De plus en plus de nos concitoyens en situation de handicap ou de dépendance, du fait d'une déficience ou de leur grand âge, accèdent aujourd'hui à l'information et aux services en ligne. Pour nombre d'entre eux l'accessibilité numérique constitue désormais la clé de l'intégration scolaire, professionnelle, sociale, culturelle.
Par la loi du 11 février 2005, pour "l'égalité des droits et des chances, la participation et la citoyenneté des personnes handicapées", la France reconnaît l'accessibilité numérique comme une obligation, au même titre que l'accessibilité physique des bâtiments publics.
Cependant, force est de constater que très peu de services en ligne respectent aujourd'hui les recommandations internationales d'accessibilité du W3C, reconnues par la France dès 1999 et par l'Europe en 2002.
C'est pourquoi, je me permets de m'adresser à vous, qui avez déclaré votre candidature à la Présidence de la République : si vous étiez élu(e) soutiendriez-vous les 3 propositions ci-dessous ?
Votre réponse à ces propositions pourra être diffusée sur le site Web de l'association BrailleNet, et communiquée à l'occasion du 1er Forum Européen de l'Accessibilité Numérique, qui se tiendra à Paris, le 29 janvier 2007, à la Cité des Sciences et de l'Industrie, sur le thème “Les services en ligne accessibles, pour le bénéfice de tous ».
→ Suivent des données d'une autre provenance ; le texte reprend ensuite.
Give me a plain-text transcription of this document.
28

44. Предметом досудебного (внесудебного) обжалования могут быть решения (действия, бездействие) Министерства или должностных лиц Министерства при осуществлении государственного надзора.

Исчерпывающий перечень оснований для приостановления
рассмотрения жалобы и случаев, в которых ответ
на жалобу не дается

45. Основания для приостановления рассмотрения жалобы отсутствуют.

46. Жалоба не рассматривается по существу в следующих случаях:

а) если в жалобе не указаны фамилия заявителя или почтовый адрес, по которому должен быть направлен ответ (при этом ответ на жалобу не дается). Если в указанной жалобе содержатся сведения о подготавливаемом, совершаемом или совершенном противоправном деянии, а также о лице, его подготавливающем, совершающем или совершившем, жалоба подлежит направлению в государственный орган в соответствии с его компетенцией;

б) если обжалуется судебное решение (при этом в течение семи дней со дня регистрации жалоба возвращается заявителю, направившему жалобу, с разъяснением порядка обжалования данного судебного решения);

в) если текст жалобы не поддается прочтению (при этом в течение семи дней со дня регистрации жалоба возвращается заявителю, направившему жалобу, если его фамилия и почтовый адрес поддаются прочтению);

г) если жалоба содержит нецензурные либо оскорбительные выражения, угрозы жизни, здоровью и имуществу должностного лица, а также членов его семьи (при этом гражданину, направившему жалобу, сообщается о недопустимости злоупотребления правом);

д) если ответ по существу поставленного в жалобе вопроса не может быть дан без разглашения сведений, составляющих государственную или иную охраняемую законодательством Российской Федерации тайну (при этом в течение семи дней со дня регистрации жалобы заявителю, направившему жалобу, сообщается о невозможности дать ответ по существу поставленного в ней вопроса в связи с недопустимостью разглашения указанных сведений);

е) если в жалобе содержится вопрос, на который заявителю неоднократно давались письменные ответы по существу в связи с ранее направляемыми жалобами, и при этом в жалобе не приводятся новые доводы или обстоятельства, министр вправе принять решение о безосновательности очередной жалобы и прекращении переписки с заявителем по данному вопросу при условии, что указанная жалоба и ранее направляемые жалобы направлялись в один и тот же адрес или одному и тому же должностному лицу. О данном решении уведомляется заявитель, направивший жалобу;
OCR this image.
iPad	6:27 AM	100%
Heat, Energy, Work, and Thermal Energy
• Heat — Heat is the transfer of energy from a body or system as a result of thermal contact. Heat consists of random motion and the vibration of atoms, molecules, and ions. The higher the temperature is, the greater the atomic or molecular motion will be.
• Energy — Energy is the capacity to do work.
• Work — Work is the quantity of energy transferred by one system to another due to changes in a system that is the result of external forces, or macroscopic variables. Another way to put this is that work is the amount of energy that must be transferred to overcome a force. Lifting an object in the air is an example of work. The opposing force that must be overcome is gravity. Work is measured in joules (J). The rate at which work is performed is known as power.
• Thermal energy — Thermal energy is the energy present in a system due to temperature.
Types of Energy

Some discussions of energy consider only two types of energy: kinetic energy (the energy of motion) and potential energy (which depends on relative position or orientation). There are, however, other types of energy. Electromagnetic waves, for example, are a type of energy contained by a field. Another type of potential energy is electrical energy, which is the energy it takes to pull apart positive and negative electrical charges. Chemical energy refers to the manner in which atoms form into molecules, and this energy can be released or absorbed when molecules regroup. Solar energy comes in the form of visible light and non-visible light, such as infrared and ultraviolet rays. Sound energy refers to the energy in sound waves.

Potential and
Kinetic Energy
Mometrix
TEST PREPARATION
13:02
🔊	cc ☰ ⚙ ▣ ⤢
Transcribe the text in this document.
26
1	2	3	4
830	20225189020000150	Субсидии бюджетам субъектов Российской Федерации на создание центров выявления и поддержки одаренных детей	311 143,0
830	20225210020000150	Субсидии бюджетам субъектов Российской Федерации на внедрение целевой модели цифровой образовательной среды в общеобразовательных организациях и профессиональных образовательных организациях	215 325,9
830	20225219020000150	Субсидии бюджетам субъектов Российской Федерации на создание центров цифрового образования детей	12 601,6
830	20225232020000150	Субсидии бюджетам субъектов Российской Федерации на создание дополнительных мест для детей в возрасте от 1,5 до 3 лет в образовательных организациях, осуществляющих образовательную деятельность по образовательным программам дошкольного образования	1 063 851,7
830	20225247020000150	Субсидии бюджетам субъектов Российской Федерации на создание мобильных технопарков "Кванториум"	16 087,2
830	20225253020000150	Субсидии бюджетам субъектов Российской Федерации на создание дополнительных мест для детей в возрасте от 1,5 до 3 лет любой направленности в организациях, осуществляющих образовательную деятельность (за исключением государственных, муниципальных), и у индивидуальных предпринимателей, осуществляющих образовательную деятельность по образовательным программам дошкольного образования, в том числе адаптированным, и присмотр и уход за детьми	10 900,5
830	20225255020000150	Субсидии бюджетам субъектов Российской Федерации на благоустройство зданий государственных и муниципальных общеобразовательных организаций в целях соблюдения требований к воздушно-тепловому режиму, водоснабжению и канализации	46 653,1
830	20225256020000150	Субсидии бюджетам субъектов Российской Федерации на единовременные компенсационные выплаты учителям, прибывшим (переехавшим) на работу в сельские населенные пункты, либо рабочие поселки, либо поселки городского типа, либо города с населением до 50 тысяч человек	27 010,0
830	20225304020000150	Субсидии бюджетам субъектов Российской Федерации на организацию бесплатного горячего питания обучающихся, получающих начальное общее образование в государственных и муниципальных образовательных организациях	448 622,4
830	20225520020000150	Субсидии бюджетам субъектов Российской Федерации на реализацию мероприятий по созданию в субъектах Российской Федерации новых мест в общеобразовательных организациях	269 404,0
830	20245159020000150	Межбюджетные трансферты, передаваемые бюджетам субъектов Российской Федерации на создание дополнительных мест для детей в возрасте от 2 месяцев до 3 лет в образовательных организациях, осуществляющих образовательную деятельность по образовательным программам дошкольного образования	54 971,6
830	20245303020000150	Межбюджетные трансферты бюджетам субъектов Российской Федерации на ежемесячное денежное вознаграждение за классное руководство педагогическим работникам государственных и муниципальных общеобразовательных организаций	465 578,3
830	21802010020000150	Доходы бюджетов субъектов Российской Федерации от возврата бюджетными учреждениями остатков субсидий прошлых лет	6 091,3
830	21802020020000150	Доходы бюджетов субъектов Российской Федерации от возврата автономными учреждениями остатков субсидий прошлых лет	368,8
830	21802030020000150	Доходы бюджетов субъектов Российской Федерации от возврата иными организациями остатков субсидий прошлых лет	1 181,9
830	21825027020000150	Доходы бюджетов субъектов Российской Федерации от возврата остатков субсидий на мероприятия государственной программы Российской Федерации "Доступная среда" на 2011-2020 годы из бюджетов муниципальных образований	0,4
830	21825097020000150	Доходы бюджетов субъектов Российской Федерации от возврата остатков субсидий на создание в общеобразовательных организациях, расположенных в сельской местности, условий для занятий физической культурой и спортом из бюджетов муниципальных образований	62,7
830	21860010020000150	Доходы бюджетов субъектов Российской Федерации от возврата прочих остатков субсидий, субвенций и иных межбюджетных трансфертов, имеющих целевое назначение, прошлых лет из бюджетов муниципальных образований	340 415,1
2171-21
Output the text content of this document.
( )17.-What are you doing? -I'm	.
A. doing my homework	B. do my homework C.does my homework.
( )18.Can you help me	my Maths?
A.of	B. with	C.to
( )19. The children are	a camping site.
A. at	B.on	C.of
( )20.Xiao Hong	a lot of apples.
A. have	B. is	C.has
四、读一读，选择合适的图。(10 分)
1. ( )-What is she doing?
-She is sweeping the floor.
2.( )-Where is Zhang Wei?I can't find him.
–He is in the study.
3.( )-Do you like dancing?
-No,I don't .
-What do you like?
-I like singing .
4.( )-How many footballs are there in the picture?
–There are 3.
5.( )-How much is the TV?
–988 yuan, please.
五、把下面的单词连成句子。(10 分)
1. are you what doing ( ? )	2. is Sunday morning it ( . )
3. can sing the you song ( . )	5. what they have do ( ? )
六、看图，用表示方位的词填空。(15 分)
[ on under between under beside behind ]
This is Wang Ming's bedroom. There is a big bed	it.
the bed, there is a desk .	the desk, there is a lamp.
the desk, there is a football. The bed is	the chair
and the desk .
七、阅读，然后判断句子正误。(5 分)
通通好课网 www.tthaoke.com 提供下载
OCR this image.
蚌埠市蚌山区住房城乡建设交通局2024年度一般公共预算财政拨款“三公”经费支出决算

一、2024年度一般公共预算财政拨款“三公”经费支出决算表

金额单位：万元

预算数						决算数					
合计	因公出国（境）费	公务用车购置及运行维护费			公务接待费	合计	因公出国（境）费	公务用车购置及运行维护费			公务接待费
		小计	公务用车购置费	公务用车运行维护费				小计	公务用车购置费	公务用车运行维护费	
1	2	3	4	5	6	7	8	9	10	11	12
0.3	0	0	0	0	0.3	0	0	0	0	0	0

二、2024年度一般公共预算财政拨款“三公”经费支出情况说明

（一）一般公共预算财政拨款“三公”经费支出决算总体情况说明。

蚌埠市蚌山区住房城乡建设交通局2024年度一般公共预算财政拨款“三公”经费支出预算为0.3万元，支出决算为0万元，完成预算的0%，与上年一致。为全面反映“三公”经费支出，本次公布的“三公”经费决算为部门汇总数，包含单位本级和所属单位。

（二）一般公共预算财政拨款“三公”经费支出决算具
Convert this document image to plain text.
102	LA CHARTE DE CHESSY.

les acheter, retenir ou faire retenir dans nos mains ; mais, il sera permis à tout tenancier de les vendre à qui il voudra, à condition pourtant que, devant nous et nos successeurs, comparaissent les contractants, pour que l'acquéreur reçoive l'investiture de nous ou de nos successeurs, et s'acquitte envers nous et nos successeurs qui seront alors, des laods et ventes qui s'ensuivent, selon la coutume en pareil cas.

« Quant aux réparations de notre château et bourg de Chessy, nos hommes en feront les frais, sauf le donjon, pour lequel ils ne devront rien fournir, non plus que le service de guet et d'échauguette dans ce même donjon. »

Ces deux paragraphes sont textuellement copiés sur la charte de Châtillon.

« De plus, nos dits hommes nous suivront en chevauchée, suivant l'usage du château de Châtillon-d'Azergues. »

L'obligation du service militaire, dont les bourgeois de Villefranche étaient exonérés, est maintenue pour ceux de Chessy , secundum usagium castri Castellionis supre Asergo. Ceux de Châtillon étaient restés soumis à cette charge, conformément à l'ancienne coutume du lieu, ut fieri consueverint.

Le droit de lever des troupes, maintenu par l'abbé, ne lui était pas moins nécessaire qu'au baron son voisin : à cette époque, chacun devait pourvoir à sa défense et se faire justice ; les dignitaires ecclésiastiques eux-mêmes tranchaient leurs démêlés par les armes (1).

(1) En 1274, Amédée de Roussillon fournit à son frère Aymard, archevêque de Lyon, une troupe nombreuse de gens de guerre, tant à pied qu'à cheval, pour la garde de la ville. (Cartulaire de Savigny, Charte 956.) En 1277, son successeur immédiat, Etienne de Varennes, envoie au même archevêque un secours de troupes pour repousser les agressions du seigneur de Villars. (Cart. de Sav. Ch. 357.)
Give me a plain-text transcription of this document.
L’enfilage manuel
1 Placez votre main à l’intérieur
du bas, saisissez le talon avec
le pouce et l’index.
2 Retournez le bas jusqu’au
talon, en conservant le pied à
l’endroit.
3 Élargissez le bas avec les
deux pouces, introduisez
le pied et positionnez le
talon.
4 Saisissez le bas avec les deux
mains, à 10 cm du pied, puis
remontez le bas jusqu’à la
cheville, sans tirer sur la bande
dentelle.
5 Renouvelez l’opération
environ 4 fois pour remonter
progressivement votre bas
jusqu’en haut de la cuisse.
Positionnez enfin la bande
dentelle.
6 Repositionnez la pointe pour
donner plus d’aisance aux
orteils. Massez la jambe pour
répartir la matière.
Veuillez recevoir, Madame, Monsieur, mes salutations respectueuses.
Dominique Burger
Président de l'Association BrailleNet
Une Haute Autorité pour l'accessibilité numérique est créée. Elle a pour mission notamment:
Cette autorité est composée d'organismes représentatifs des différents acteurs impliqués dans la mise en oeuvre de solutions d'accessibilité numérique : organismes publics, sociétés industrielles et de services, organismes de recherche, organisations représentatives des personnes handicapées. Le Conseil national consultatif des personnes handicapées (CNCPH) en est membre permanent.
références :
CEN Workshop Agreement n°15554 : un consensus européen de premier niveau a été obtenu en avril 2006 sur un schéma européen concernant l'évaluation de la conformité à l'accessibilité du Web et l’attribution d’une "marque de qualité" pour l’accessibilité du Web, en accord avec les recommandations WCAG du WAI. Les participants à ce CEN Workshop venaient de 16 pays et représentaient 39 organisations. Le document CWA n°15554 - "Specifications for a Web Accessibility Conformity Assessment Scheme and a Web Accessibility Quality Mark" (Spécifications pour un schéma d'évaluation de la conformité à l'accessibilité du Web et pour une marque de qualité de l'accessibilité du Web) peut être téléchargé sur le site Web du CEN.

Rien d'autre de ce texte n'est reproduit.